The silence lasted a bit longer this time.
“Think about it,” she said. “You know how to reach me.”
He cut the connection. Broke down the gear and nestled it back into the black foam of the Pelican case. Removed the chip from his RoamZone, crushed it under his heel, and slid in a new one.
Sitting in the driver’s seat, he fired up his laptop once more and moved the phone-number hosting service from Maracay to an outfit in Pakistan’s Khyber Pakhtunkhwa province.
Paranoia was an Orphan’s best friend.
He rubbed his eyes, trying to take in the turn of events that had for once proved fortuitous.
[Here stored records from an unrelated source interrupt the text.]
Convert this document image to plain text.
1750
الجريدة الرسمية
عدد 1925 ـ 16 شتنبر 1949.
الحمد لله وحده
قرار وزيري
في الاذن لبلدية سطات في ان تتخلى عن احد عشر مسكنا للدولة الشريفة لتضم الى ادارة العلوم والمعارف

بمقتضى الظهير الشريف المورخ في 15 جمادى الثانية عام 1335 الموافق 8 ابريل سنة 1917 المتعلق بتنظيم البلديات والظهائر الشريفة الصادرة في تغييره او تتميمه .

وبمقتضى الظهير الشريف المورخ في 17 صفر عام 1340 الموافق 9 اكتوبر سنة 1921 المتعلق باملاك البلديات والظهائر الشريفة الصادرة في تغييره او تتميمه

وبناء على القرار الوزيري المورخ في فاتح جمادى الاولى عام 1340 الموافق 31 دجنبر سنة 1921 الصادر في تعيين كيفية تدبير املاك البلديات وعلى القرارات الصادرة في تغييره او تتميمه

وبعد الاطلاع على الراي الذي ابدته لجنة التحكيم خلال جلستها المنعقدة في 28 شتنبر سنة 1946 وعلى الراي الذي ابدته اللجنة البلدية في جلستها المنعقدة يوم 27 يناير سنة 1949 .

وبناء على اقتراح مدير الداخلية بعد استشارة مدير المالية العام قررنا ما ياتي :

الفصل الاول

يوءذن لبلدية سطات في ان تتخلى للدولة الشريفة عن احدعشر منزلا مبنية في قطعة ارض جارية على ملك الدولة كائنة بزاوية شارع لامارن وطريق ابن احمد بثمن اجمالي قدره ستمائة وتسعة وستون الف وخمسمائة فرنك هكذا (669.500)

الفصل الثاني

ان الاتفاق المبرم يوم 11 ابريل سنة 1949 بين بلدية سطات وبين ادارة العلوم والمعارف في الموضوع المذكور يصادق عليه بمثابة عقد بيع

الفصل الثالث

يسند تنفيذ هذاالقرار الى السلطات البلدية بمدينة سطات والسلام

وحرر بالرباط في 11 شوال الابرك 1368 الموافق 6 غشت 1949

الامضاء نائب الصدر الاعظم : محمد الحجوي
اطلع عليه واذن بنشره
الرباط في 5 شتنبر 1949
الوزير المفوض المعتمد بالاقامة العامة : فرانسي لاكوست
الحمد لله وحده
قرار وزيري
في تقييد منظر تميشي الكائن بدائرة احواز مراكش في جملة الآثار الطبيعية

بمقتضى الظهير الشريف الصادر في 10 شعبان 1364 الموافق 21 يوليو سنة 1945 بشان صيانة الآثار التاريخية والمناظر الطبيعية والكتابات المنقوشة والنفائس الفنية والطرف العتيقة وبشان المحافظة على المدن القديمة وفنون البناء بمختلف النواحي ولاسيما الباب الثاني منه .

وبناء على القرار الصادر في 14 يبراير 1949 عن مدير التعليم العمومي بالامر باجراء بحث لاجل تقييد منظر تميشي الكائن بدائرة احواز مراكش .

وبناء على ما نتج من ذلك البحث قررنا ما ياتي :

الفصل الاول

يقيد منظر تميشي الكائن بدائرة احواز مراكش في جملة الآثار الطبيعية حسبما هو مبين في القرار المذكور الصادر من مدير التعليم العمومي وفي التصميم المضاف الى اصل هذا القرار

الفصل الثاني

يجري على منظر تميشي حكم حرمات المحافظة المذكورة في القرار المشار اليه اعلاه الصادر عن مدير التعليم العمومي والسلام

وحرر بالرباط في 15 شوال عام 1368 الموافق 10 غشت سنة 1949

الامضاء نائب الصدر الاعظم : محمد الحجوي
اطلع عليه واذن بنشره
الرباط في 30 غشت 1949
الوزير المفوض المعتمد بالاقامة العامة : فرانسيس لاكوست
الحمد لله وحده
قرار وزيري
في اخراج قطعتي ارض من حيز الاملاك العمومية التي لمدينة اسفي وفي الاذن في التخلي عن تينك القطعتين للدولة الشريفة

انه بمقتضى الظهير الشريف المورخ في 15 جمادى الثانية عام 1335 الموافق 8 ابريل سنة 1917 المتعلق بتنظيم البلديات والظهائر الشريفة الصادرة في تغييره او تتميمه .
An informal pardon from the president of the United States. A quiet life tending his living wall, sipping chilled vodka, and meditating. Maybe at some point, he could even see about rehabilitating his relationship with Mia. And Peter.
He was all clear. Nothing ahead but the unbroken horizon, the faintest outline of shapes to be colored in. Nothing between him and freedom but wrapping up the mission with Max and bringing his old life to a close.
The truck bounced across the cracked earth of the desert for a time before rumbling onto a paved road. Several kilometers later he merged onto the freeway and blended into the river of lights flowing toward Los Angeles, just another guy in another truck beneath the endless night sky.